Now that you see the two ways to compute a kronecker, can you use graph_replace to swap out a graph with y = solve(kron(a, b), x) with y = kron(solve(a, x[:a.shape[1]]), solve(b, x[a.shape:])) ? Think also about how you could detect these patterns in a graph to do it automatically for a user. There are already some kronecker-related rewrites in here that can give you some ideas.
Hi Jesse,
Regarding the graph_replace challenge: y = kron(solve(a, x_slice1), solve(b, x_slice2)).
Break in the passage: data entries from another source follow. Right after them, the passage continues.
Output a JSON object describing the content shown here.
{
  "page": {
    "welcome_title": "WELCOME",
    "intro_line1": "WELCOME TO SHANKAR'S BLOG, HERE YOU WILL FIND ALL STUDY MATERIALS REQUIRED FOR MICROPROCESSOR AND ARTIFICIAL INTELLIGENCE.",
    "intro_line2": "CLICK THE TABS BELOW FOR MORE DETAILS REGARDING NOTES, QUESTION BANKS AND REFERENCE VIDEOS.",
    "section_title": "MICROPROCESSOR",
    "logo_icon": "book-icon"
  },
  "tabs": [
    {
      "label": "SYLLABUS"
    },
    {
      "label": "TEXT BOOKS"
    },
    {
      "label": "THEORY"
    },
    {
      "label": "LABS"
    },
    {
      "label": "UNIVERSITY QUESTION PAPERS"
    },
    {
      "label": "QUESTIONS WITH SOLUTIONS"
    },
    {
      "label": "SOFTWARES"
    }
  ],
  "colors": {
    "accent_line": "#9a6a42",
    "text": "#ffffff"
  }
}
I’ve analyzed this formulation and I believe it is a wrong application of the inverse property of the Kronecker product:
(A \otimes B)^{-1} = A^{-1} \otimes B^{-1}
In fact, applying this to a system (A \otimes B)y = x as kron(solve(a, x[:a.shape[1]]), solve(b, x[a.shape[1]:])) is false in general (easy to spot if you check dimensional compatibility). Instead, by exploiting this property we can obtain this formula:
(A \otimes B) \operatorname{vec}(X) = \operatorname{vec}(B X A^T)
For row-major flattening (the default behavior for reshape and ravel) and by the above mentioned inverse property, the correct factorized replacement that I have implemented in this new notebook is the following:
y = \text{solve}(A \otimes B, x) \iff Y = \text{solve}(B, \text{solve}(A, X)^T)^T
where X = \operatorname{reshape}(x, (n_A, n_B)) and y = \operatorname{ravel}(Y).
While diving into the internals of LatentKron and MarginalKron, I noticed that several of the identities I’ve proposed are already being ‘manually’ exploited within the PyMC GP module.
This raises a strategic question for my proposal: Should I focus on migrating these existing ‘hands-on’ implementations into formal PyTensor graph rewrites? This would generalize the optimizations for all computational graphs (not just GPs) and allow us to refactor/simplify the current PyMC code. Or, would you prefer the project to focus strictly on ‘unlocking’ new linear algebra rewrites for applications that aren’t currently optimized in PyMC at all?